We talked some more, Ysenia absolutely convinced that it was disrespectful, Sade agreeing that it was disrespectful but not that bad, and the two boys agreeing that it was disrespectful but not really a big deal.
José asked me, “If it was so bad, why didn’t you stop it?” I didn’t have a clear answer, but I tried: “I didn’t want to embarrass you. You and your team did a great job on everything I asked you to do. I didn’t have the words then, it took a while for it to bubble to the surface. It just nagged at me, I knew something wasn’t right, but I wasn’t sure.”
I went on. I shared what I learned from the Gay-Straight Alliance. I spoke about my wife, my daughter, my secret crush on Emma Goldman, and the world I tried to create within the walls of my classroom. I also said that I had an idea what José was thinking—it seemed like a good way to get through having to perform a female role. But that wasn’t good enough. We need a world ready for Sade, Ysenia, and my daughter—a place where women, their struggles, and their contributions are respected.
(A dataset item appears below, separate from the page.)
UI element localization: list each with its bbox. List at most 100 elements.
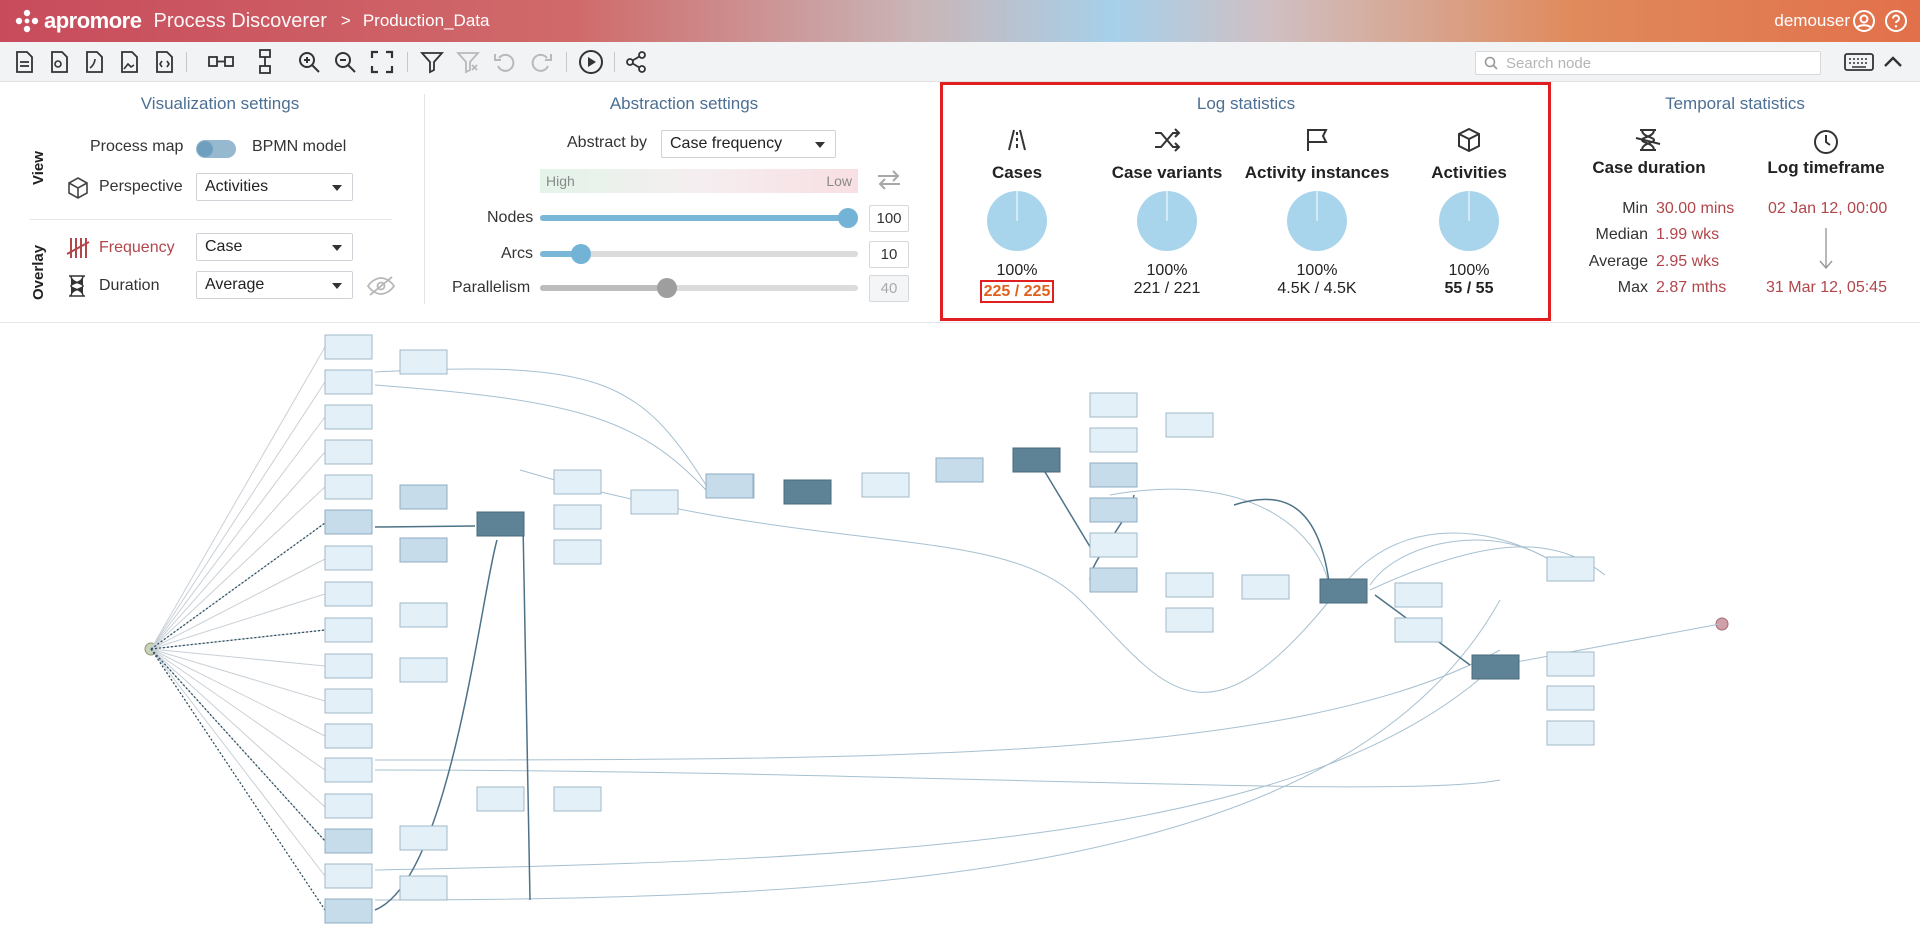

Real learning comes with laughter and buffoonery, or at least it should. Humor has its place, but I didn’t think that making fun of Goldman that way was the right place.
“Why wasn’t this part of the criteria?” asked Ysenia.
So we talked about what was good about the criteria chart, how it allowed them to self-reflect, know what was expected, and earn a grade for the performative aspect of the role play, for “bringing it all to life.” But it left open the possibility of disrespect.
The openness of the criteria were freeing. Did we want to end that with a bunch of rules over what Michael called a “little thing like this?” This led to a long argument. Finally José brought us to the point: “If we want females represented fairly and accurately, and we all agreed we do, then we need to add something.”
They wanted to leave the flexibility, but force my hand, because they all thought I should have done more to intervene in the moment. After two more meetings, we agreed to add this language to the criteria chart:
All historical characters will be presented as close to reality and with as much respect as possible. Any intentional or unintentional disrespect will result in a lowered grade and an intervention meeting with the teacher.
When the writing was finished, we were a bit exhausted but buoyant, feeling we had done some good.
“So now what? Is this it?” asked José. He had come around to an understanding and wanted more.
Ysenia rescued us. “Why don’t we present this to the class?”
“Why don’t you present it to all the classes?” I asked.
And so they did. With some assistance from me, they created a discussion-based presentation that opened with a photo of José as Emma Goldman projected on a large screen in the front of the room and my opening question: “What do you think of this photo?”
In each class it led to a spirited discussion of deep and difficult things. In each class there was resistance, with some arguing that the new criterion was too restrictive, but there were countervailing voices as well. Staying silent for most of the classes, facilitating a bit here and there, I did speak at the end. I talked about the world I wanted for my daughter and for all of us, how it was my responsibility to use my positional authority, if necessary, to push reflection and a larger understanding of gender stereotypes, feminism, and historical accuracy.
I have never had a student act that way again. All the sexism in the world, my school, and my class did not disappear, but we did make a dent. And a dent is a beginning.